Comme elle, les vingt-neuf autres femmes qui ont suivi cette formation ont reçu une machine à coudre. Des accessoires comme du tissu, du fil à coudre, des dés, des ciseaux, ainsi qu’un petit fonds de démarrage leur avaient déjà été octroyés. De quoi envisager désormais sereinement l’avenir.
« Je suis ravie car je vais commencer à coudre pour pouvoir gagner ma vie. J’ai appris à coudre jupes, pantalons, chemises, blouses et boubous pour hommes et femmes. Je vais abandonner le petit métier de fumage de poissons Thomson pour me consacrer à la couture. Je vais ouvrir un atelier de couture, ici, à Beni. Mon avenir maintenant est un peu plus clair, je me sens heureuse et rassurée », affirme Ornella qui exhibe fièrement son brevet de participation à la formation et sa machine à coudre.
Sifa nourrit les mêmes ambitions. Son bébé de trois mois arrimé au dos, elle affirme que pour rien au monde elle n’aurait manqué cette formation qu’elle a suivie alors que sa grossesse arrivait presqu’à terme. « L’enfant que je porte dans le dos est né pendant la formation », souffle-t-elle, visiblement émue.
Sifa affirme également qu’elle va ouvrir un atelier de couture à Beni. Pour elle, cette formation lui a «restitué», en quelque sorte, ce qu’elle avait perdu en fuyant avec son mari et leurs deux enfants Mangina, leur village, à 30 km de Beni, à cause des ADF qu’elle avait vu égorger des villageois.
Sifa en est convaincue, cette formation est un nouveau départ : « Mon mari ne travaille pas. Avec cette machine et les accessoires que j’ai reçus, je vais ouvrir un atelier de couture ici à Beni, je ne vais plus retourner à Mangina. Cette formation m’a donné une garantie d’espoir pour mon foyer ; elle me permettra de lutter contre la pauvreté, les maladies et de scolariser mes enfants. Vous avez assuré mon avenir, car cette petite machine vient combler le grand vide que les atrocités ont causé dans ma vie. J’ai dû fuir mon village, abandonner mes champs, pour venir vivre ici, sans revenus. Je vais recommencer ma vie, grâce à cette formation et à cette machine. »

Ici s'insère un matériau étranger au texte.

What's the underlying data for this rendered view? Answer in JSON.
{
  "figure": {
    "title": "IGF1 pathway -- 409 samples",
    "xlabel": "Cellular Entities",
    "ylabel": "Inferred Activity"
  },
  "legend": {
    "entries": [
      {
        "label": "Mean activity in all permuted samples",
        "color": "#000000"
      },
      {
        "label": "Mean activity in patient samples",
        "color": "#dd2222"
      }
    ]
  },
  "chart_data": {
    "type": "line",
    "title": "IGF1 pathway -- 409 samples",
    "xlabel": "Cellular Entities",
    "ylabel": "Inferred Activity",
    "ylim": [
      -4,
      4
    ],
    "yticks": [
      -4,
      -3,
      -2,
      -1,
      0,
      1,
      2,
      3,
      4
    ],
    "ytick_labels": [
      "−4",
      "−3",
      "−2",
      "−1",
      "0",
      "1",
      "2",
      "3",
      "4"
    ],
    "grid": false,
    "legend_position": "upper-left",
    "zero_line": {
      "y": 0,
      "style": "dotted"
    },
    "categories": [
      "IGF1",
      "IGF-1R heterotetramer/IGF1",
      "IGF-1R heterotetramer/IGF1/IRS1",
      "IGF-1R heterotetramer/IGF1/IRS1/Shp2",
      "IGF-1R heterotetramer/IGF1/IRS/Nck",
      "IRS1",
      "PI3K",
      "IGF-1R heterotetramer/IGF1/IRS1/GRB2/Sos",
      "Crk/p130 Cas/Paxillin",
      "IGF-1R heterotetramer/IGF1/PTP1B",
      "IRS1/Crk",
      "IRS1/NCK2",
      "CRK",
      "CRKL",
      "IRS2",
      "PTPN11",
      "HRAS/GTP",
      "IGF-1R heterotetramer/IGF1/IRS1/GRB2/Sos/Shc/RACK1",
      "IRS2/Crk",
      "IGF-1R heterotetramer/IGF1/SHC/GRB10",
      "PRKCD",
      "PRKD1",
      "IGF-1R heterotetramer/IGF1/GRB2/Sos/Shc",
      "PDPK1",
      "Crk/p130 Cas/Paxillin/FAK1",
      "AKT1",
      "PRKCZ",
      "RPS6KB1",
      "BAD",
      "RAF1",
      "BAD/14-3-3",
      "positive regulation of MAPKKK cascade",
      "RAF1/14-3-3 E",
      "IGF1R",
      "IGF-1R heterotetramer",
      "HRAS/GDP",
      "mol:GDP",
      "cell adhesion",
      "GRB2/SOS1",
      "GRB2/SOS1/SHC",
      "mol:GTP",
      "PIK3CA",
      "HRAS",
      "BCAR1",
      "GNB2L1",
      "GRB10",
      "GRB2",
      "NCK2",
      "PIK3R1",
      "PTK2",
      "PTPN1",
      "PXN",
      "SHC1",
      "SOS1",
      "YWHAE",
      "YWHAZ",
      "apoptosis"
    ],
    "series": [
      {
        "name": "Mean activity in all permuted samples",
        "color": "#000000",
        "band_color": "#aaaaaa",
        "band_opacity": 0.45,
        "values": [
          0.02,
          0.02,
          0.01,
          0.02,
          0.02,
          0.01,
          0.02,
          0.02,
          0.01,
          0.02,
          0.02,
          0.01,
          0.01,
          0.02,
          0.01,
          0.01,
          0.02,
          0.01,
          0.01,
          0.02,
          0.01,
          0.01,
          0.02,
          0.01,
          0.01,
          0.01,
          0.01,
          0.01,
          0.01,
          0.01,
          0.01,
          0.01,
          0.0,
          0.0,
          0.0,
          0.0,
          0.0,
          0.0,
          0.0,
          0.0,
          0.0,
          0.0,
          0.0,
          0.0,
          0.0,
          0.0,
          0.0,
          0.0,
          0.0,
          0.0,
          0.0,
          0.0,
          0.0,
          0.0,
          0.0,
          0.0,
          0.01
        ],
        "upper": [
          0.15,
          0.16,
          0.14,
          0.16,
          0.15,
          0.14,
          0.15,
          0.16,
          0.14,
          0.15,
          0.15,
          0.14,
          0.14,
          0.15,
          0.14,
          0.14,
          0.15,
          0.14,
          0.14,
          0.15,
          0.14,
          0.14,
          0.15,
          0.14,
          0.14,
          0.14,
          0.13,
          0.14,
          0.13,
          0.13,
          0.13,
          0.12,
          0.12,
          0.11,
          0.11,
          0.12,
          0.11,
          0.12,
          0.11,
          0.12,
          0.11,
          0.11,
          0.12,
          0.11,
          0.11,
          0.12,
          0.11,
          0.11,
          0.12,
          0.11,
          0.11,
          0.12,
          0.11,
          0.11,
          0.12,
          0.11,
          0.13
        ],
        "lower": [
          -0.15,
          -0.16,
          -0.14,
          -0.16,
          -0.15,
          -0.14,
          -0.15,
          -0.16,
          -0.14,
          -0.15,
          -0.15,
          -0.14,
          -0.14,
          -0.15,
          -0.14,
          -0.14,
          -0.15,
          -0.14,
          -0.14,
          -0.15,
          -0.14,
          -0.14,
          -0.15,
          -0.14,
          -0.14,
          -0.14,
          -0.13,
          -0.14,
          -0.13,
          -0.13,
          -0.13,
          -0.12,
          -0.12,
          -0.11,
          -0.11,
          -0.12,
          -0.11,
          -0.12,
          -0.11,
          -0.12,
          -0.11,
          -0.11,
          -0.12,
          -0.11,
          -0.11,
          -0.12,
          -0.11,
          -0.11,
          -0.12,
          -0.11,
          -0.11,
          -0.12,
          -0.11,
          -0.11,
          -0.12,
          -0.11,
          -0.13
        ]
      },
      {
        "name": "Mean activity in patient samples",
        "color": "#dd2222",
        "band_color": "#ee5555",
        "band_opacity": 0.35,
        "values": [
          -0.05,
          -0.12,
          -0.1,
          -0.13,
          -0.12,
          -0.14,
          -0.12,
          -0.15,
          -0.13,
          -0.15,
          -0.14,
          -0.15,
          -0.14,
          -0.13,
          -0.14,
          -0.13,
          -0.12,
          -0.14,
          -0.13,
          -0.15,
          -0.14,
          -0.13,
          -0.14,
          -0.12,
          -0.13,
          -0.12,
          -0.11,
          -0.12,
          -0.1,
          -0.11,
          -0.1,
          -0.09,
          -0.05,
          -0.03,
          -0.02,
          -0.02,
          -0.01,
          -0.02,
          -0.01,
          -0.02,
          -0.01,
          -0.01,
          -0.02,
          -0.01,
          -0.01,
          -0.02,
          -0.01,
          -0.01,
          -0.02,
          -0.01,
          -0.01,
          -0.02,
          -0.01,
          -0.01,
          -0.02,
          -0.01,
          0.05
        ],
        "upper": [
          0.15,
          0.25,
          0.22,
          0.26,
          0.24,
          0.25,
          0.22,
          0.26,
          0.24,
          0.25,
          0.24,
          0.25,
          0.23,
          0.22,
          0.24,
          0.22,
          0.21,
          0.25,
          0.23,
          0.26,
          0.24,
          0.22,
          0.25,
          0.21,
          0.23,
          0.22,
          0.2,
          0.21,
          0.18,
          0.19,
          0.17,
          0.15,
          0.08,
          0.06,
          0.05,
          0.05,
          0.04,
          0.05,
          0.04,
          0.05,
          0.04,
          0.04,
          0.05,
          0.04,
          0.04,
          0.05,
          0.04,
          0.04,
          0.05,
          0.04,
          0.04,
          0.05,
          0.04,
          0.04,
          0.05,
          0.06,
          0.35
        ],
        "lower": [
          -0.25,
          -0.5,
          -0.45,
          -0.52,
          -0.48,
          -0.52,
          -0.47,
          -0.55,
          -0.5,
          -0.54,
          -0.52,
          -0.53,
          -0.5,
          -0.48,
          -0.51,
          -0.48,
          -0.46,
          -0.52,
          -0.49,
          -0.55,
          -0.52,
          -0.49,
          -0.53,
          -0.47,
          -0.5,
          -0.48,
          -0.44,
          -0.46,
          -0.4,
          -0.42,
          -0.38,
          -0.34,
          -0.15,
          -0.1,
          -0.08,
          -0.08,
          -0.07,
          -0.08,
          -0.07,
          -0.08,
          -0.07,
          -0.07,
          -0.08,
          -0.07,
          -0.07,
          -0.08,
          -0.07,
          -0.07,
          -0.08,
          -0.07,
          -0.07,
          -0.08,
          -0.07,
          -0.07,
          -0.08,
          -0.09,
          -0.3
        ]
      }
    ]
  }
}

Les participantes ont bénéficié d’un encadrement holistique tout au long de ce parcours : prise en charge médicale, prise en charge psycho-sociale, prise en charge juridique et judiciaire à travers la clinique juridique Great Lakes Human Rights Program (GLHRP), partenaire du Bureau conjoint des Nations unies aux droits de l’Homme.